Why Macdonald Gave the Green Light to a Rookie Caller
Mike Macdonald could have chased an established play-caller. Instead he chose the coach who once drew up goal-line blitzes against Lamar Jackson in practice. The logic:
- Vision alignment: Fleury’s 75-page offseason plan mirrored Macdonald’s analytics-heavy approach.
- Player stamp of approval: Veteran TE Eric Saubert texted Macdonald three thumbs-up emojis the night of the interview.
- System fluency: Seattle kept 79% of Kubiak’s concepts; Fleury’s job is to polish, not rebuild.
Macdonald’s blunt verdict: “Every great play-caller had a first snap. We’re betting Brian’s first comes with a ring on his finger.”
The Inheritance: League-Best Balance and a $280M Roster
Fleury doesn’t inherit a rebuild—he inherits a Ferrari with nitrous in the tank. Seattle’s 2025 offense finished:
- 1st in expected points added per rush
- 2nd in play-action passer rating (118.7)
- 3rd in red-zone touchdown rate (71%)
Quarterback Sam Darnold posted the highest QBR of his life (68.2) and already knows Fleury’s cadence from their shared season in Santa Clara. Jaxon Smith-Njigba took home AP Offensive Player of the Year honors as a second-year wideout.

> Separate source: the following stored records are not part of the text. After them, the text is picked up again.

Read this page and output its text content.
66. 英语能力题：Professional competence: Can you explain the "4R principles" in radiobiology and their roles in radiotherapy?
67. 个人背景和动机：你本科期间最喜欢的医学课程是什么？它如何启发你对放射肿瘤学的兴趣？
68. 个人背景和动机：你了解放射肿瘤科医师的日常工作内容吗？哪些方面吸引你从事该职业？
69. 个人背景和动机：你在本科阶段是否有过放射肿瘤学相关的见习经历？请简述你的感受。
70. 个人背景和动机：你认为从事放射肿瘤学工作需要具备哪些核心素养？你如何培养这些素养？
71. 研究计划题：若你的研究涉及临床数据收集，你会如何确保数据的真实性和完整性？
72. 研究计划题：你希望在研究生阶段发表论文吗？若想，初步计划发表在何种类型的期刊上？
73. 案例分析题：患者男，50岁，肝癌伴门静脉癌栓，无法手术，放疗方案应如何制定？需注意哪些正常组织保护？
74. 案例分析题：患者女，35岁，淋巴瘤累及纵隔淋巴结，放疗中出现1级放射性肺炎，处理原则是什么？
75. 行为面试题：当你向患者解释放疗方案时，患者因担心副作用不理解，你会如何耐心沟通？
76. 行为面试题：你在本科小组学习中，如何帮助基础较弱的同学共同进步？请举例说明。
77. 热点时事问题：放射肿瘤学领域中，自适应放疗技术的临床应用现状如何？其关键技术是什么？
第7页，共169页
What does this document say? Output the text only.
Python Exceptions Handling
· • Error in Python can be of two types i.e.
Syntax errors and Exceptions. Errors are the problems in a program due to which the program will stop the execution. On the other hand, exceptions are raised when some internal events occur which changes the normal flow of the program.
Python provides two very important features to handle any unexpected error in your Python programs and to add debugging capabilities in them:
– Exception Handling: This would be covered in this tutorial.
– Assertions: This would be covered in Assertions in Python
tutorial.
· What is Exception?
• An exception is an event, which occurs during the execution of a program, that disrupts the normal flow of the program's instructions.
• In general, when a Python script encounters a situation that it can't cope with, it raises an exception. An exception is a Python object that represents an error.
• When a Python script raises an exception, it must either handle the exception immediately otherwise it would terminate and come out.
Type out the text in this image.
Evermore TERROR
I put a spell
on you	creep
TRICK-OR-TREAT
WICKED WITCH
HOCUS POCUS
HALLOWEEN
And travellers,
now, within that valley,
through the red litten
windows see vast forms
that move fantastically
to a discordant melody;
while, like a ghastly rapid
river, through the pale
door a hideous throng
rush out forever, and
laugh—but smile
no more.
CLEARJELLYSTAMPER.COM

The offensive line allowed the fewest sacks in franchise history.
The mandate: keep the playlist, upgrade the sequencing, and weaponize pre-snap motion even more—Seattle ranked 7th in motion rate last year; Shanahan’s 49ers hit 65%.
Two Free Agents Who Could Swing the Repeat Bid
Fleury’s first big decision board involves Rashid Shaheed and Kenneth Walker III, both unrestricted in March. Shaheed’s 13.8-yard punt-return average flipped three games in 2025; Walker’s 5.2 yards per carry after contact led the NFL. Retaining both could push Seattle’s cap to $285M, but the new ownership group—expected to close a record $6.2B sale before kickoff of Week 1—has signaled willingness to spend into the dynasty window.
Shanahan Influence vs. Kubiak DNA: The Hybrid Attack Fans Will See
Fleury spent the last two winters scripting first-15 plays with Kyle Shanahan. Expect:
- Wide-zone duplicity: bootlegs that look identical to inside zone—Darnold’s passer rating off boot was 141.1 in 2024.
- 12-personnel overloads: Seattle ran 12 personnel (two tight ends) 34% of the time under Kubiak; Fleury wants 42%, forcing defenses into base looks against JSN & Co.
- Motion-to-sprintouts: Shanahan’s staple becomes Seattle’s shot-play dagger; Smith-Njigba averaged 19.3 yards per catch on sprint-out concepts last year.
The twist: Fleury will call from the sideline, not the booth, believing face-to-face energy supplants a bird’s-eye view. Preseason rehearsals will test both setups, but the default is on-field eyes with rookie QBs coach TBD upstairs.
Coaching Dominoes Still Falling
Andrew Janocko’s exit to Las Vegas left the QB room without its day-to-day mechanic. Names swirling inside the VMAC:
- Brian Griese — 49ers assistant who molded Brock Purdy, out of contract in March.
- Zac Robinson — Rams pass-game coordinator and Sean McVay protégé, free agent after 2025 title run.
Whoever signs must mesh with Fleury’s cadence-heavy, motion-mad system on a six-week crash course.
The Stakes: Dynasty or One-Hit Wonder?
History spits on repeat bids. Only eight teams have rattled off consecutive Super Bowls. The last first-time OC to do it? Josh McDaniels in 2004 Patriots. The common thread: a head coach willing to cede alpha dog status to his tactician. Macdonald, 37, is doing exactly that, calling Fleury “the final puzzle piece” during championship-ring fittings.
If Fleury’s hybrid vision meshes with Seattle’s ascending talent, the Seahawks become the NFC’s Golden State—perpetual contenders in a conference desperate for hierarchy. If the first-time jitters hit in January, the Pacific Northwest could watch a potential dynasty evaporate faster than a CenturyLink rain shower.
Either way, the clock starts in four months when preseason scripts hit the headset. Fleury’s first audible could decide whether confetti falls again—or whether Seattle joins the graveyard of one-title wonders.